As we passed through one area that looked like it was particularly struggling, I remarked at how much litter was plastered to the steep banks of the highway, at the top of which were tall ten-foot chain link fences surrounding this not livable neighborhood. I wondered how and why all that trash got there—the bank is too steep to have caught trash that had been thrown from cars; the fence is too high for the refuse to have been thrown over it by neighborhood residents.

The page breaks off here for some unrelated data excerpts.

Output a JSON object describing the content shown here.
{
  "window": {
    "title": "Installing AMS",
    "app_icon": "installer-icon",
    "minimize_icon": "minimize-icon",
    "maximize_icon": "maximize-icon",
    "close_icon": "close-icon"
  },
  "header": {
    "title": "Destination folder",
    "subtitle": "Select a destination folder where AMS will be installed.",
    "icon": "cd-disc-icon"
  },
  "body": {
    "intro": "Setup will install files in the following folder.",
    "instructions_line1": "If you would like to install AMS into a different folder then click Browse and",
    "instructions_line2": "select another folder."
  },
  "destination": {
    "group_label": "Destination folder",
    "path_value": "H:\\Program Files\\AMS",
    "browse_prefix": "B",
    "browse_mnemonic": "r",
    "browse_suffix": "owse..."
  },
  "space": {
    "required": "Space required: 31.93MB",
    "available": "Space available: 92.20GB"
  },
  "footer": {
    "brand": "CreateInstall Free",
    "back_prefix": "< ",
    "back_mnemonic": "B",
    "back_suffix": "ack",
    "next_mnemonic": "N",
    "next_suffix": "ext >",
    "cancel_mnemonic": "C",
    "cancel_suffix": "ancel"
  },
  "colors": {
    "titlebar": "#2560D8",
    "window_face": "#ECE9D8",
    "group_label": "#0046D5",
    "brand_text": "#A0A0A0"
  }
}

At this time of year in Chicago, the snow has melted, but the trees haven’t yet blossomed, so everything has a pallor of brown and gray. Turning to my right, I noticed a large bird nest in one of the bare trees. Tucked within its twiggy structure were pieces, large and small, of all that garbage from the banks. I thought to myself at that moment: He’s wrong. “Livable” is a relative term. That bird feathered its nest with the softest and most colorful materials it could find in that harsh environment. That bird made its home right in between that trashy bank and the highway, in fact, and found those candy papers, soda bottle wrappers, and chip bags an efficient way to make its home warm and stable. What was remarkable about it to me was that the nest was beautiful. Reds, blues, white, orange, all peeked out from between the bland brown and gray; the hardness of the wood was mediated by the summery colorful palette and curvy edges of the shiny papers. Indeed, for that bird, that neighborhood was absolutely livable.

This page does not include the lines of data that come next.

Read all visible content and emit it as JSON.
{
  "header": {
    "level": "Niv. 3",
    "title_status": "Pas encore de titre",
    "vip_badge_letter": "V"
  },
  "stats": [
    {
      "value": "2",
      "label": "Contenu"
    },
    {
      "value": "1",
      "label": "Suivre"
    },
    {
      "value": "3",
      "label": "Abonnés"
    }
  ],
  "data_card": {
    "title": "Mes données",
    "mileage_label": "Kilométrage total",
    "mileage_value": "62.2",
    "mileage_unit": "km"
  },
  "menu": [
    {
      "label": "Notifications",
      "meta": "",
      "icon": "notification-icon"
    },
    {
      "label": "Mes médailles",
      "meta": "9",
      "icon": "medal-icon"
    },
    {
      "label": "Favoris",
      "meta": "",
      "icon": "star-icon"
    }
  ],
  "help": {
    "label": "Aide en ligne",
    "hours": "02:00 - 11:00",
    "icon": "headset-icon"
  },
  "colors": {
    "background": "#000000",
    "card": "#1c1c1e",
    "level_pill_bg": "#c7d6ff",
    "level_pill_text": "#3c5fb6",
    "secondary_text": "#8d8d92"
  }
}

As I was driving to work yesterday, I got off of the 408 and snaked my way through Research Park to get to campus. Unlike the Chicago freeway, those roads are lush, green, and almost completely unlittered. As I turned, I noticed out of the corner of my eye a black bird. Flying toward its nest, undoubtedly tucked away somewhere among the many lakes and trees in the park, the bird carried in its beak a twig and a bright red piece of what appeared to be a coke bottle label. This bird, here at home, was gathering its own oddly familiar materials for its own artistic nest. It reminded me at once of Chicago bird.

At the same time, that old Joan Osbourne song, “strangers on a bus” came on the XM coffee house radio station. “What if God was one of us; just a slob like one of us; just a stranger on a bus; trying to make his way home?” Yeah, I thought: no matter where our nest is, most of us, like these birds, find ways to make the best of it. Most of us, too, pad ours with a little color and as much stability as possible, and all we want at the end of the day is to try make our way there.